■節子への挽歌3559:空海の過ち
節子
空海は、「一身独り生没す」と書いています。
わが身は一人ぽっちで生まれて死んでいくというのです。
これは明らかに間違いでしょう。
空海がこの言葉で何を伝えたかったかを別にして、これだけを考えれば、空海の過ちとしか言いようがありません。
弘法も筆の誤り、です。
先日、みなさんから誕生日のお祝いメッセージをもらいましたが、私は誕生日に生まれた記憶は皆無です。
たしかに母胎から生まれ落ちたのはその日かもしれませんが、私の生命が誕生したのはそれ以前でしょうし、私という人格が生まれたのは、たぶんそのずっと後です。
人は、他者や自然との関係性の中で、生まれていくのだと思います。
孫を見ていると、それがよくわかります。
孫はこの世に出現してから1年ちょっとですが、まわりの人や時代環境のなかで、具体的な「自分」を育てているように思います。
人は、まわりの支えによって生まれ、育ち、支えによって死んでいく。
決して、「一身独り生没す」ではないのです。
そう思うと、人生は、あるいは自らの心身は、自分だけのものでないことに気づきます。
そして、人はそれぞれに自分とは別の大きな流れの中で生きていることにも気づかされます。
さらに、自らの役割も見えてくる。
たとえ不満であろうとも「役割」は果たさなければいけません。
「一身独り」でないのは、なにも「生没」に限ったことではありません。
むしろ「日常を生きる」のも「一身独り」ではない。
どんなに引きこもろうと山にこもろうと、一身では生きていけないことは明らかです。
必ずや他者の世話になっているはずです。
他者が人間ではない場合もありますが、間接的に捉えれば、すべての生命もまた人間とは無縁ではありません。
なにしろ同じ地球に存在しているわけですから。
私は、たくさんの友人知人に恵まれています。
そして今も、毎週、数名の新しい出会いがあります。
そういう生き方をしていると、人の考えや生き方がいかに多様であるかに気づかされます。
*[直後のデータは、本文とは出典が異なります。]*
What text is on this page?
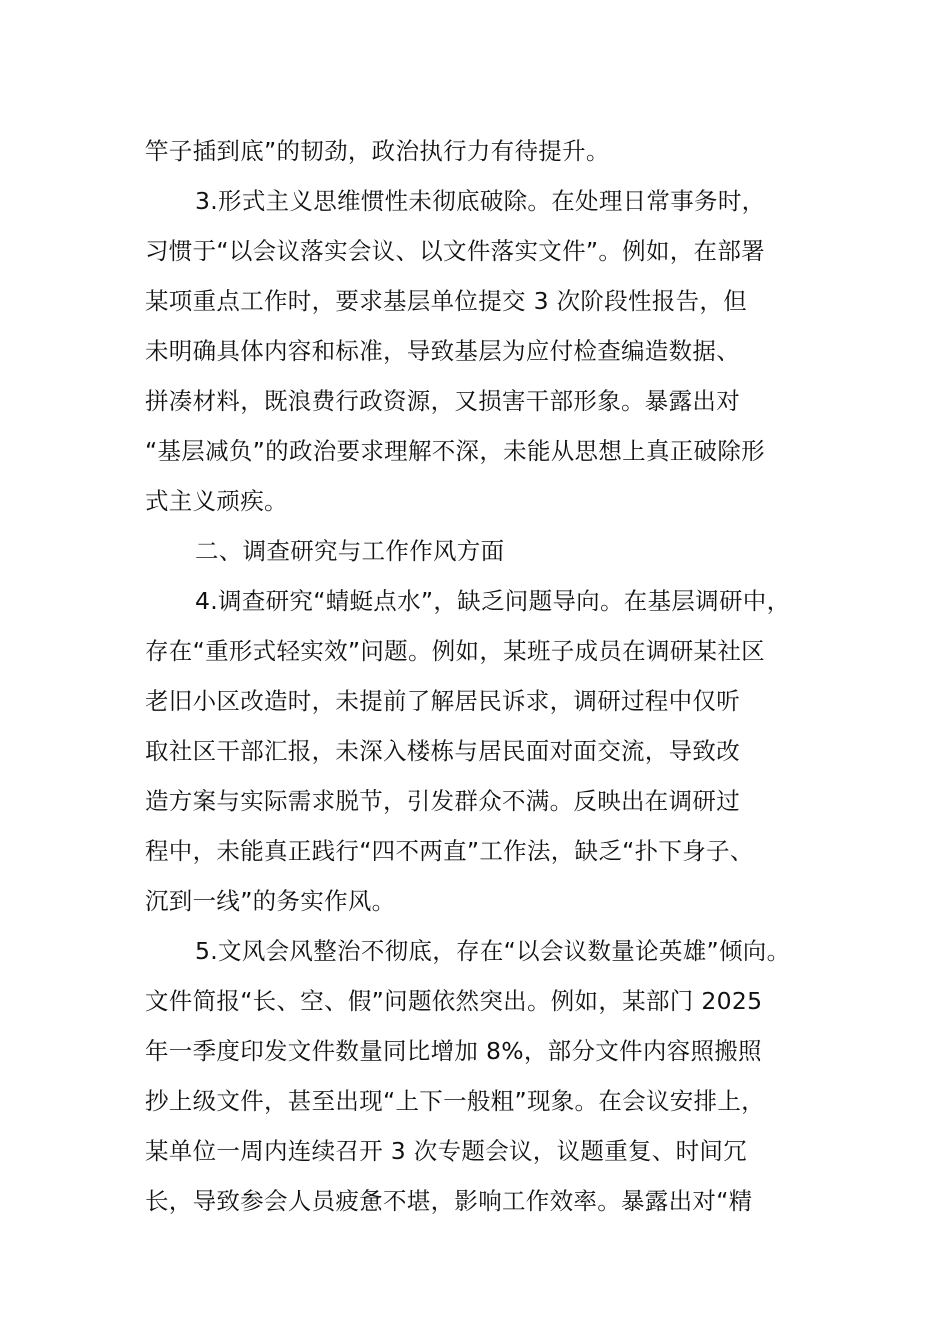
竿子插到底”的韧劲，政治执行力有待提升。
3.形式主义思维惯性未彻底破除。在处理日常事务时，
习惯于“以会议落实会议、以文件落实文件”。例如，在部署
某项重点工作时，要求基层单位提交 3 次阶段性报告，但
未明确具体内容和标准，导致基层为应付检查编造数据、
拼凑材料，既浪费行政资源，又损害干部形象。暴露出对
“基层减负”的政治要求理解不深，未能从思想上真正破除形
式主义顽疾。
二、调查研究与工作作风方面
4.调查研究“蜻蜓点水”，缺乏问题导向。在基层调研中，
存在“重形式轻实效”问题。例如，某班子成员在调研某社区
老旧小区改造时，未提前了解居民诉求，调研过程中仅听
取社区干部汇报，未深入楼栋与居民面对面交流，导致改
造方案与实际需求脱节，引发群众不满。反映出在调研过
程中，未能真正践行“四不两直”工作法，缺乏“扑下身子、
沉到一线”的务实作风。
5.文风会风整治不彻底，存在“以会议数量论英雄”倾向。
文件简报“长、空、假”问题依然突出。例如，某部门 2025
年一季度印发文件数量同比增加 8%，部分文件内容照搬照
抄上级文件，甚至出现“上下一般粗”现象。在会议安排上，
某单位一周内连续召开 3 次专题会议，议题重复、时间冗
长，导致参会人员疲惫不堪，影响工作效率。暴露出对“精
誠実に勤勉に生きている人もいれば、狡猾に放逸に生きている人もいる。
人にだまされて生きている人もいれば、人をだまして生きている人もいる。
あるいは、自分にだまされて生きている人もいれば、自分をだまして生きている人もいる。
歳をとって、いろいろな人と出会ったおかげで、そういうことが少し見えるようになってきました。
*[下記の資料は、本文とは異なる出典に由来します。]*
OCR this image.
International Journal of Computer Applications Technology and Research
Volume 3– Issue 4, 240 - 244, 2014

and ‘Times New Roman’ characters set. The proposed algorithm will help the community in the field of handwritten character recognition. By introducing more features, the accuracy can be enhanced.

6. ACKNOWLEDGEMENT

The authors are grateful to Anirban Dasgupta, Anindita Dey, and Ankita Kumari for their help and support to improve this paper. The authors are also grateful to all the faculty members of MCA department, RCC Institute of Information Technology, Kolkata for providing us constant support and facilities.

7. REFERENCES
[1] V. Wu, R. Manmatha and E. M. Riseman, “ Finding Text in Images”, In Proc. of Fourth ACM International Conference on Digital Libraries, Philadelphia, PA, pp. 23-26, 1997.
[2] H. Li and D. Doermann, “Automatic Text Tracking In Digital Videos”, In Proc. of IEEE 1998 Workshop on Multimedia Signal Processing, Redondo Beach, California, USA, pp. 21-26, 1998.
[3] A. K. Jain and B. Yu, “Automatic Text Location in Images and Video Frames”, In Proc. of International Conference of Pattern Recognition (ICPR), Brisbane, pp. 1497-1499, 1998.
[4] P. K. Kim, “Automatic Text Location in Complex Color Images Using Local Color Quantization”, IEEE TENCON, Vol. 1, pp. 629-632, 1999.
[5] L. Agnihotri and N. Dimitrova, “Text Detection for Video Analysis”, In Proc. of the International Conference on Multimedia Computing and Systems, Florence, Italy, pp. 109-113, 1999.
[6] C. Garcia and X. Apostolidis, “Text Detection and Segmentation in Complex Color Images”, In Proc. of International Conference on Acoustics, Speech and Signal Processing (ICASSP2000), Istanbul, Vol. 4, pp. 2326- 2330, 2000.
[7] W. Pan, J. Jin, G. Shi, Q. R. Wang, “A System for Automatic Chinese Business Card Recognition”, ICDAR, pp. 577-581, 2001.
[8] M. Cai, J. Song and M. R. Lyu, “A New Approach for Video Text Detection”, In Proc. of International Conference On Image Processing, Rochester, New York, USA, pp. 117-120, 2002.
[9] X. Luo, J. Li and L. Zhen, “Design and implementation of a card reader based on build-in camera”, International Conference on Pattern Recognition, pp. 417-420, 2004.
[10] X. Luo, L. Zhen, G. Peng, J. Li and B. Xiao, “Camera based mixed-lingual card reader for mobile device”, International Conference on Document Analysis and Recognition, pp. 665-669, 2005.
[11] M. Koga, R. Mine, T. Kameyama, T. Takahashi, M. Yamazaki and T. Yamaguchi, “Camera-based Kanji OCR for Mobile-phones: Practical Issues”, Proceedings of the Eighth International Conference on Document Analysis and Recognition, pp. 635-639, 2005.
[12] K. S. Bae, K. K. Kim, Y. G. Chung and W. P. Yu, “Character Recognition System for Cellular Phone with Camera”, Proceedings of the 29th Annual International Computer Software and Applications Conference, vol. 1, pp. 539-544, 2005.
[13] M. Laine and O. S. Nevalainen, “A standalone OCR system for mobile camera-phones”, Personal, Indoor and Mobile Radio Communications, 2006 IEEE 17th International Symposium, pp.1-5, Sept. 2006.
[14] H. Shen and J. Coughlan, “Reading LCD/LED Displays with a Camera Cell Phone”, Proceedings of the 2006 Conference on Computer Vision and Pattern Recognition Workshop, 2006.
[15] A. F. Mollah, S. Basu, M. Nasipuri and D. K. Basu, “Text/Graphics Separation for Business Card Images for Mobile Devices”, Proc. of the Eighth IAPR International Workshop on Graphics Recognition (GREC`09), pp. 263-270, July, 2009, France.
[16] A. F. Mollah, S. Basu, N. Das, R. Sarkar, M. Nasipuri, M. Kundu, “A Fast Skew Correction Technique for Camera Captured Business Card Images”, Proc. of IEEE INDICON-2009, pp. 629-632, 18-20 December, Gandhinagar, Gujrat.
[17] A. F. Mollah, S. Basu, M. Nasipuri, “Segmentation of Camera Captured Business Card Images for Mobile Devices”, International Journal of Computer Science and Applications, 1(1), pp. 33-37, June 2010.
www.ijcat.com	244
私自身も感ずるのですが、最近はとても生きにくい社会になった気がします。
しかし、もしかしたらそれは、誠実に勤勉に生きている人にとっての話かもしれません。
空海の「一身独り生没す」と関係ない話になってしまったように思えますが、そうではなくて、私は、この「一身独り生没す」という空海の考えが、すべての原因ではないかと思い出しています。
人は決して、「一身独り」で生きているのではありません。
「一身独り」で生きていると思うから、「お金」が大切だと思ってしまうのかもしれません。
みんなで一緒に生きていると思えば、「お金」より大切なものが見えてくるような気がします。
ちょっと大きな話を書いてしまいました。
いろいろと考えることの多い昨今なのです。